C’est tout vu : demain matin je resterai au lit. J’appelle mon correspondant pour le prévenir.

Epilogue

Alors que j’écris ces lignes, je suis dans le train de retour à Paris. Le gouvernement vient de parler. C’est un confinement total à partir d’après-demain. Ainsi s’achève la saison 2020 du voyage itinérant. J’ai fumé la dernière cigarette du condamné.

Je repense aux himalayistes qui reviennent (chanceux) d’un 8000 avec un seul mot d’ordre : plus jamais ça. Une fois réintégrés dans la vie de tous les jours, ils n’ont plus d’une idée en tête : retourner taquiner les cimes.
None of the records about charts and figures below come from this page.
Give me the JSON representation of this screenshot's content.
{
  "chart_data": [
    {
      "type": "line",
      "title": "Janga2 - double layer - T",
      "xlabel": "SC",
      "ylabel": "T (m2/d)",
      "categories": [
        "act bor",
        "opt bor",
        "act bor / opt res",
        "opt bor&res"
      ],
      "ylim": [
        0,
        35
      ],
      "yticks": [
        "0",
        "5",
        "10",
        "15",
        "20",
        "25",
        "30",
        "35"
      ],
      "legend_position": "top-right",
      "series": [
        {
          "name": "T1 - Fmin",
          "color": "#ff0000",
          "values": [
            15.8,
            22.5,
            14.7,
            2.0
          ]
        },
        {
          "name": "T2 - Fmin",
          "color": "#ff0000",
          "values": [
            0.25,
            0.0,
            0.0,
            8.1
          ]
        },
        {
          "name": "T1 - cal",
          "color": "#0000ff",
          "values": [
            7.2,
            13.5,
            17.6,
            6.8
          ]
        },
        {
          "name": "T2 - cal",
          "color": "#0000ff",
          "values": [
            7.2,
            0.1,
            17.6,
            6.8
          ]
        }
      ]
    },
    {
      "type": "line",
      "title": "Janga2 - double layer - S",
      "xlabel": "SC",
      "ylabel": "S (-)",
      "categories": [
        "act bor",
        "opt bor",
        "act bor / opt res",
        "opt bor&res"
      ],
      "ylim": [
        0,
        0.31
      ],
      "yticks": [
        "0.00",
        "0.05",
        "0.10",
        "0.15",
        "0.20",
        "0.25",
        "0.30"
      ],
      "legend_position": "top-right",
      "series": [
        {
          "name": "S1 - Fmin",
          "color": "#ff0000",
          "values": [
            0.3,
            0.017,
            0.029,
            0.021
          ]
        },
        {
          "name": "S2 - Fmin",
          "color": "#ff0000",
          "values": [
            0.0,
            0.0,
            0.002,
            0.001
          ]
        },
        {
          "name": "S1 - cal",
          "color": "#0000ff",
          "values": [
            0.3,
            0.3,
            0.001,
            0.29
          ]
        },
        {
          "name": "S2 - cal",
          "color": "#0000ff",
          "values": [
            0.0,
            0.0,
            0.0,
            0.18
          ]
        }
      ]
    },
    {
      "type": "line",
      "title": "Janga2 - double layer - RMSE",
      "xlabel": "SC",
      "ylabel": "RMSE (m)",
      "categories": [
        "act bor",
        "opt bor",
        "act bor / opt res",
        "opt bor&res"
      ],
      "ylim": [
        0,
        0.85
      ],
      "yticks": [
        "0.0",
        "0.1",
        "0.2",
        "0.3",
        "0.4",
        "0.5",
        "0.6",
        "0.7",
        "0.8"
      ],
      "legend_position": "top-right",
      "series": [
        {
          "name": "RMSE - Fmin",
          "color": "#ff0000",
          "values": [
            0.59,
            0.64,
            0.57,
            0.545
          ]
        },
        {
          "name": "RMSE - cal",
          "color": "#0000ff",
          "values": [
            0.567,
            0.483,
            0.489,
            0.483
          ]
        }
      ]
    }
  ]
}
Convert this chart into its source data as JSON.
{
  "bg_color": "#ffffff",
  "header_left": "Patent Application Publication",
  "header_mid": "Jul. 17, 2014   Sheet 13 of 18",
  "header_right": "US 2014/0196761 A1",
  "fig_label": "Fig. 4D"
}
Dans un tout autre ordre de grandeur, j’ai vécu une intense aventure de trois jours. J’ai bu à grandes gorgées l’élixir de liberté. La soif ne met jamais bien longtemps à se remanifester.

J’ai pris un plaisir fou à pédaler. J’ai fait au cours de ces trois jours ce que j’aime le plus au monde. Au cours de ce voyage, j’ai eu la chance du débutant ; la chance de réaliser tout le chemin qu’il me reste à parcourir.

J’ai attrapé un virus. Le virus des diagonales.

C – Annexes

C.1 – Matériel à disposition

  • Un vélo avec deux roues et une selle
  • Des vêtements chauds, même sous la pluie
  • Un GPS
  • Une feuille de route
  • Un slip
  • Un couteau

C.2 – Matériel manquant

  • Une boussole mécanique
  • Un filet à provisions à accrocher sur la sacoche de guidon.
  • Un GPS
  • Une (vraie) feuille de route
  • Quelques gouttes de lubrifiant pour la chaîne

C.3 – Matériel superflu

Tout a servi. C’est la joie du voyage en mode gazelle (ndlr : ultra-léger).

C.4 – Les points d’amélioration

C.4.1 – Feuille de route

Le grand défi des mois – et peut-être des années – à venir, c’est de concevoir des feuilles de route qui me permettront de m’affranchir totalement du GPS.

C.4.2 – Mécanique

Le second défi est d’apprendre à connaître ma machine sur le bout des doigts et d’être à même de la réparer.

Next

18 diagonales m’attendent. Je les attends aussi. On s’attend. Ca sera en mode bivy.